← back to legends
DM
machine learning pioneer

Donald Michie

1923–2007

British researcher who worked alongside Turing at Bletchley and went on to pioneer reinforcement learning with MENACE — a matchbox-and-bead system that learned to play tic-tac-toe.

key contributions
  • MENACE (1961) — a physical reinforcement-learning machine made of matchboxes.
  • Founded the Department of Machine Intelligence at Edinburgh.

FAQ

What is MENACE?

Michie's 1961 reinforcement-learning machine made of 304 matchboxes filled with coloured beads. Each box represented a tic-tac-toe position, and beads encoded moves; reward and punishment were applied by adding or removing beads after each game.
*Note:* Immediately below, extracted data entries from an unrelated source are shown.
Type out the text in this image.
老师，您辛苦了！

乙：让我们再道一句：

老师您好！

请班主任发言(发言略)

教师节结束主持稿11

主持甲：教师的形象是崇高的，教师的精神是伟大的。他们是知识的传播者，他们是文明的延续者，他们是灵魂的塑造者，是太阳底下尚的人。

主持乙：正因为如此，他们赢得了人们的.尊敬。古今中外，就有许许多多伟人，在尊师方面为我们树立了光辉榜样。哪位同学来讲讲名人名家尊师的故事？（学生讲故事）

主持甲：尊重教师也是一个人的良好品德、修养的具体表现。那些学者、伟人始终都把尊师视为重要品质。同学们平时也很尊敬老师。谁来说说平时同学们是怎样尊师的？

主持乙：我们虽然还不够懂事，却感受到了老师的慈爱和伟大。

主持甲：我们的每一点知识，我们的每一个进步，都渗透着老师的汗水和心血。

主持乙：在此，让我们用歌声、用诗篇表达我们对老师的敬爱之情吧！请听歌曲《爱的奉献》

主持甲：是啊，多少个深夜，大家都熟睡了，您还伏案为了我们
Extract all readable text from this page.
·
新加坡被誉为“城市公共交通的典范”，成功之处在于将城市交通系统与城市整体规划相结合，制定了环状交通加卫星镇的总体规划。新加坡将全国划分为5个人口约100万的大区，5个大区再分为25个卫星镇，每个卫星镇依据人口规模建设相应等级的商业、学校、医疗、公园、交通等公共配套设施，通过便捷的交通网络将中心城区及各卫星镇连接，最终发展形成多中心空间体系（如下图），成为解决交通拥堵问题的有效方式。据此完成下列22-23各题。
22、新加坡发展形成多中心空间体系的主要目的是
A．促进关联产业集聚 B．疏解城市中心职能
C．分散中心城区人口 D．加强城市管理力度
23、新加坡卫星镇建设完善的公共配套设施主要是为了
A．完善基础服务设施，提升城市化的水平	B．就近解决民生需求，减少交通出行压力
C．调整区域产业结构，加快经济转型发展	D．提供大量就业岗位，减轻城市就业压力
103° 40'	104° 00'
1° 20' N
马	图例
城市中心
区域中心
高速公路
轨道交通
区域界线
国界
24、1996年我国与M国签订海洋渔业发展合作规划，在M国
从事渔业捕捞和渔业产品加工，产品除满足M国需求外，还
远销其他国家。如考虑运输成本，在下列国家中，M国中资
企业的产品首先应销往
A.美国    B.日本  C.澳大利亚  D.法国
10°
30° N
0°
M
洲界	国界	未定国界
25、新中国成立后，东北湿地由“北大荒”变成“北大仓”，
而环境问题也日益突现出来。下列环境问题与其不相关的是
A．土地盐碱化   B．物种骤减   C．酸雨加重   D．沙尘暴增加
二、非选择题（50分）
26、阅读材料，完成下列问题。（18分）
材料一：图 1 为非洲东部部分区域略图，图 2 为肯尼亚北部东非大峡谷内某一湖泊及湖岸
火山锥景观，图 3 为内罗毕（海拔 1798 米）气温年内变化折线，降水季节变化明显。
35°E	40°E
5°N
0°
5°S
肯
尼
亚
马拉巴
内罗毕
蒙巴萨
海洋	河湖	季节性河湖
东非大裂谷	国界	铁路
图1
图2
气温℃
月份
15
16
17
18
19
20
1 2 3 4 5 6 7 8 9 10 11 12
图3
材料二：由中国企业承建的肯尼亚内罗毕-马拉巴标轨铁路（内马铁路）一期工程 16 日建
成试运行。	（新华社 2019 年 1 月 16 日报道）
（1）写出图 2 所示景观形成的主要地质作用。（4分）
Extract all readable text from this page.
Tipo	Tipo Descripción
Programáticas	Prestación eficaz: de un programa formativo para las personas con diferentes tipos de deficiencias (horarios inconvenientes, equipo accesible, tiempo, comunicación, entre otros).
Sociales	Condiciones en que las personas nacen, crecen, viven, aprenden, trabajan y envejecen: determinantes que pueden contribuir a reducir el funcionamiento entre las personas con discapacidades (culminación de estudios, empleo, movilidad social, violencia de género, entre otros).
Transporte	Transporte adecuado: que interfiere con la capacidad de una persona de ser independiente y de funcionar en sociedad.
What did Donald Michie do at Bletchley Park?

He joined the Government Code and Cypher School at 18 and worked alongside Turing and Max Newman on cryptanalysis, including the Tunny project that broke the German Lorenz cipher used for high-command traffic.

What is reinforcement learning?

A machine-learning paradigm in which an agent learns by taking actions and receiving rewards. MENACE was a physical instance of it in 1961; the modern resurgence powers AlphaGo, ChatGPT's RLHF post-training, and most robotics policies.

What is Michie's relationship to Turing?

They were colleagues at Bletchley during the war. Michie later said that long conversations with Turing about whether machines could learn shaped his entire career, and his founding of the Edinburgh Department of Machine Intelligence was a direct continuation of that programme.